Durant la période de questions, la porte-parole de l’opposition officielle en matière de laïcité, Agnès Maltais, a condamné la lenteur du gouvernement à agir sur le front du radicalisme.
«Combien de parents vont être obligés d’appeler la police ou la GRC parce que c’est tout ce qu’ils ont comme outil entre les mains pour aider à prévenir la radicalisation ? Combien d’arrestations d’enfants ça va prendre, sur l’appel des parents, pour réussir à sortir de là ? Il y a un projet de loi qui a été promis, ça fait un an et demi qu’on l’attend», a-t-elle lancé.
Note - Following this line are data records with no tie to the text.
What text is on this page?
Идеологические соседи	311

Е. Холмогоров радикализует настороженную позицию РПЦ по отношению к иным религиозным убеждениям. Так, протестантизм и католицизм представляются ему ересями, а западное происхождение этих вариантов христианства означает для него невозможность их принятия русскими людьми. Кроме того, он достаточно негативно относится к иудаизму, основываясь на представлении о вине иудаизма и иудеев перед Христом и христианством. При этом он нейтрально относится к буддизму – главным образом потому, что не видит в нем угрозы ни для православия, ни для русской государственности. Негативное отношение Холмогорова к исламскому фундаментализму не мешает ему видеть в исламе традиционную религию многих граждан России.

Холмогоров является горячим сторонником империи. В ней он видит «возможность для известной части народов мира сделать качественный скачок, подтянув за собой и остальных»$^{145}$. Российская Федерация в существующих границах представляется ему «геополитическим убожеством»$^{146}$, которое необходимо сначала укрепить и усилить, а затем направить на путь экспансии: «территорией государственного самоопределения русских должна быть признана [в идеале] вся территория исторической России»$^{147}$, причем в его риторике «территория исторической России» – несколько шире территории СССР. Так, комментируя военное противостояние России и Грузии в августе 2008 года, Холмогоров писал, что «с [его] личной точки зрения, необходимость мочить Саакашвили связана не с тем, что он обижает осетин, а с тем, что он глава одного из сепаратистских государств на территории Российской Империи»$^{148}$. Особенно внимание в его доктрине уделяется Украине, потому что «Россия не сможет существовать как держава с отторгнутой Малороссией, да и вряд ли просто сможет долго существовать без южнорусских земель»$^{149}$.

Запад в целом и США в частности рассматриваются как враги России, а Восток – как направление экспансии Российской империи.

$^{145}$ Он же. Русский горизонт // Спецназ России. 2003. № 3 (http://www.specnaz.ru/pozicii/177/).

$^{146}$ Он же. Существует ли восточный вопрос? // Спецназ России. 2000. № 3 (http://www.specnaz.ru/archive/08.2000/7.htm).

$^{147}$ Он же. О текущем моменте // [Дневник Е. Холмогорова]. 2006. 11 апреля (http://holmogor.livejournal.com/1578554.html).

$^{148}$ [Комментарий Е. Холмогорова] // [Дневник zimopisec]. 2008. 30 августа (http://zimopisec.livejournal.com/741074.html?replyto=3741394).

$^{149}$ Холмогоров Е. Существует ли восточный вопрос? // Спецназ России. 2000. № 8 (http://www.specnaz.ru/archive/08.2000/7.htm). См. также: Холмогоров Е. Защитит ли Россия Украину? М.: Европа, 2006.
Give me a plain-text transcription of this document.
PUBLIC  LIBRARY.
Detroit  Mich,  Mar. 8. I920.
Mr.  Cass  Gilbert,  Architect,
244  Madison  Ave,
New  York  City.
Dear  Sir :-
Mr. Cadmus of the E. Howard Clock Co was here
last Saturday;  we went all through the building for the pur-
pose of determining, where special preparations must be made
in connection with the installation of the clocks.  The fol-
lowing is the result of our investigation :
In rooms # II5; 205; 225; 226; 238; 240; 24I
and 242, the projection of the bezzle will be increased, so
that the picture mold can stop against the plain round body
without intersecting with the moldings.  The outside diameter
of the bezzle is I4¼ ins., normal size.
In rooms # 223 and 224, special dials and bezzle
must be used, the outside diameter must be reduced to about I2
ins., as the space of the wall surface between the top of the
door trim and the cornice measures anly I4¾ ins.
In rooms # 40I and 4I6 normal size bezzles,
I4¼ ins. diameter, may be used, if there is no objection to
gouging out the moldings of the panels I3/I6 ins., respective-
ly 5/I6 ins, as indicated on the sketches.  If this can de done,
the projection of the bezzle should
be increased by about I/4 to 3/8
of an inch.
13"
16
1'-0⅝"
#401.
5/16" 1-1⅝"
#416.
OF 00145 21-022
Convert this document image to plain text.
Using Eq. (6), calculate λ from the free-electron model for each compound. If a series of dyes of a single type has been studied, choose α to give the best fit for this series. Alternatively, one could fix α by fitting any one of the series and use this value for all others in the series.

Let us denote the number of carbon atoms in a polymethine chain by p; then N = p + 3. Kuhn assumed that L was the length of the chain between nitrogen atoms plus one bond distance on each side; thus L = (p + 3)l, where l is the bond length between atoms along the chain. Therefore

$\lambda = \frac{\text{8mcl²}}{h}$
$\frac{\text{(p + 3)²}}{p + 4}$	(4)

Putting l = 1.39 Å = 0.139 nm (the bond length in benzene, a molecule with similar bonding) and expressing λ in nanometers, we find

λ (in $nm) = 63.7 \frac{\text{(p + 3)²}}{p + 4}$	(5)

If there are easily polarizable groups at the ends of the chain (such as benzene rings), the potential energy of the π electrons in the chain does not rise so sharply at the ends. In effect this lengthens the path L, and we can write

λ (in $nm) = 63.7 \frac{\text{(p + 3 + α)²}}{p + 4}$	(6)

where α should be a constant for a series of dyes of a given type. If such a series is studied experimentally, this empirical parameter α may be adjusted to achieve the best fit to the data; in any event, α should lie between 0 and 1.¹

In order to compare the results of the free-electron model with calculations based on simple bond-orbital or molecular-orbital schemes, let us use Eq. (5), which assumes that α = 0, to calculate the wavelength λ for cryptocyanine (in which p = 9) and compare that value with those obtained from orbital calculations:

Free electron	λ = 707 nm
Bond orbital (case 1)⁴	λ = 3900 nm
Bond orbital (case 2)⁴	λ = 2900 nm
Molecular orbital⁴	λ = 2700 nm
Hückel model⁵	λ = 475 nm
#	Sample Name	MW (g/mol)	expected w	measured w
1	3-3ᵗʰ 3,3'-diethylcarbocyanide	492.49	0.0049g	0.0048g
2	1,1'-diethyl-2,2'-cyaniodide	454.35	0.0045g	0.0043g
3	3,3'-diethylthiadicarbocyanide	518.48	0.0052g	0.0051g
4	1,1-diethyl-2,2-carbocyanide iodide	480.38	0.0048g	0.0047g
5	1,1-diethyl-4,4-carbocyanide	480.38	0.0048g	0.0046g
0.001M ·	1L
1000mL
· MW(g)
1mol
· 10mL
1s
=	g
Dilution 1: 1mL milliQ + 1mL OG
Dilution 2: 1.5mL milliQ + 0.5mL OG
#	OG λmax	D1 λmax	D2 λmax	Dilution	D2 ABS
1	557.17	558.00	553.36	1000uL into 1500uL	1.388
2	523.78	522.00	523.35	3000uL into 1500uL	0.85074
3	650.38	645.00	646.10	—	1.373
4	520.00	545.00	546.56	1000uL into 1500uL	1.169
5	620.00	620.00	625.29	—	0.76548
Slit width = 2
Un phénomène mondial, dit Coderre
Même si les 10 derniers jeunes ont été arrêtés à Montréal — comme d’autres en février et en avril — le maire de la métropole, Denis Coderre, refuse que sa ville soit montrée du doigt.
«C’est un phénomène mondial», a-t-il rétorqué lors d’un point de presse mercredi à Montréal sur un autre sujet.
Et c’est l’affaire de tout le monde, a-t-il insisté après avoir félicité la GRC pour ses récentes arrestations.
Il a rappelé la nécessité pour les villes de trouver un équilibre entre l’ouverture et la vigilance, ce qui est d’ailleurs l’objet d’un sommet international sur «le vivre ensemble» qui aura lieu à Montréal les 10 et 11 juin prochain. Trente-et-une villes ont confirmé leur présence, dont Washington, Hiroshima, Paris, Miami et Bruxelles. L’objectif pour les villes sera d’échanger sur leurs meilleures pratiques face à la radicalisation, a souligné M. Coderre.
Pour ce qui est des récentes arrestations, le maire a insisté sur le fait «qu’il ne faut pas partir en peur, mais qu’il faut être à l’affût».
Il a d’ailleurs incité les citoyens à contacter le Centre de prévention à la radicalisation menant à la violence, en lien avec le Service de police de la ville de Montréal (SPVM), s’ils constatent des changements dans le comportement de leurs proches.